Later on, the Doctor says "Oh, talking of wasps, did I ever tell you about me and Agatha Christie?" alluding to the episode "The Unicorn and the Wasp", in which the Tenth Doctor meets the author in circumstances involving a Vespiform, an alien that resembles a giant wasp.

== Production ==
Work on the exterior and interior scenes of "Kerblam!" were conducted in the UK and overseen by Australian director Jennifer Perrott, who helped with production of the fifth episode "The Tsuranga Conundrum".

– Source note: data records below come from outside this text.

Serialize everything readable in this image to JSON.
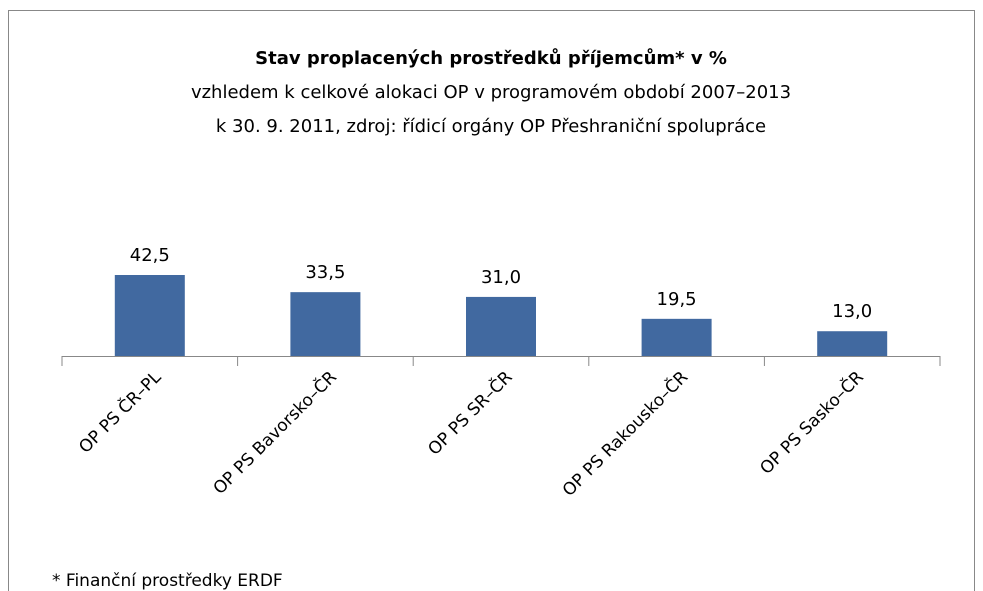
{
  "chart_data": {
    "type": "bar",
    "title": "Stav proplacených prostředků příjemcům* v %",
    "subtitle": [
      "vzhledem k celkové alokaci OP v programovém období 2007–2013",
      "k 30. 9. 2011, zdroj: řídicí orgány OP Přeshraniční spolupráce"
    ],
    "categories": [
      "OP PS ČR–PL",
      "OP PS Bavorsko–ČR",
      "OP PS SR–ČR",
      "OP PS Rakousko–ČR",
      "OP PS Sasko–ČR"
    ],
    "values": [
      42.5,
      33.5,
      31.0,
      19.5,
      13.0
    ],
    "value_labels": [
      "42,5",
      "33,5",
      "31,0",
      "19,5",
      "13,0"
    ],
    "color": "#4169a0",
    "footnote": "* Finanční prostředky ERDF"
  }
}
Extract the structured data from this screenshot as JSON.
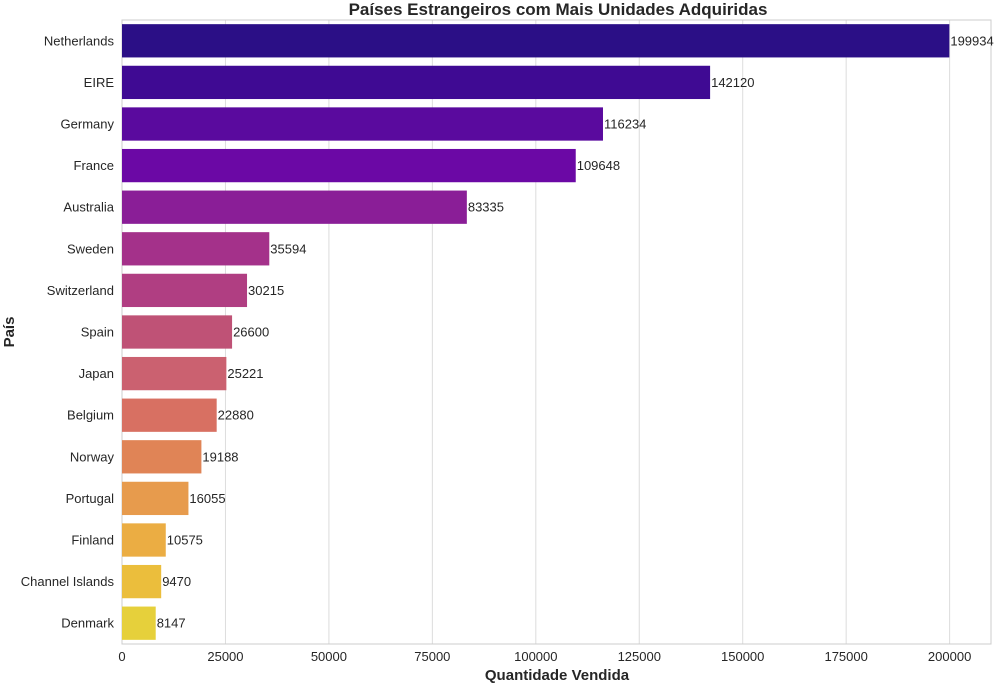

== Broadcast and reception ==

Professional ratings
Aggregate scores
| Source | Rating |
| Rotten Tomatoes (Average Score) | 7.62 |
| Rotten Tomatoes (Tomatometer) | 90% |
Review scores
| Source | Rating |
| Daily Mirror | Star |
| Metro | Star |
| New York Magazine | Star |
| Radio Times | Star |
| The A.V. Club | B+ |
| The Telegraph | Star |
| The Independent | Star |
| TV Fanatic | Star Half star |

=== Promotion ===
Prior to the episode being broadcast, a preview of its opening scenes was shown during the Children in Need telethon on 16 November 2018.

=== Ratings ===
"Kerblam!" was watched by 5.93 million viewers overnight, a share of 28.5% of the total United Kingdom TV audience, making it the fourth-highest overnight viewership for the night and the tenth-highest overnight viewership for the week on overnights across all UK channels. It received an official total of 7.46 million viewers across all UK channels, making it the ninth most watched programme of the week, and had an Audience Appreciation Index score of 81.

=== Critical reception ===
Rotten Tomatoes gave the episode an approval rating of 90%, based on 30 critics, and an average score of 7.62/10. The critical consensus states "Adorable automatons, educational undertones, and an everyday object turned horrifying monster make 'Kerblam!' a fun, fear-inducing callback to earlier iterations of Doctor Who."

Several reviewers suggest that the design of the fictional Kerblam company satirises both the retailer Amazon.com and online shopping.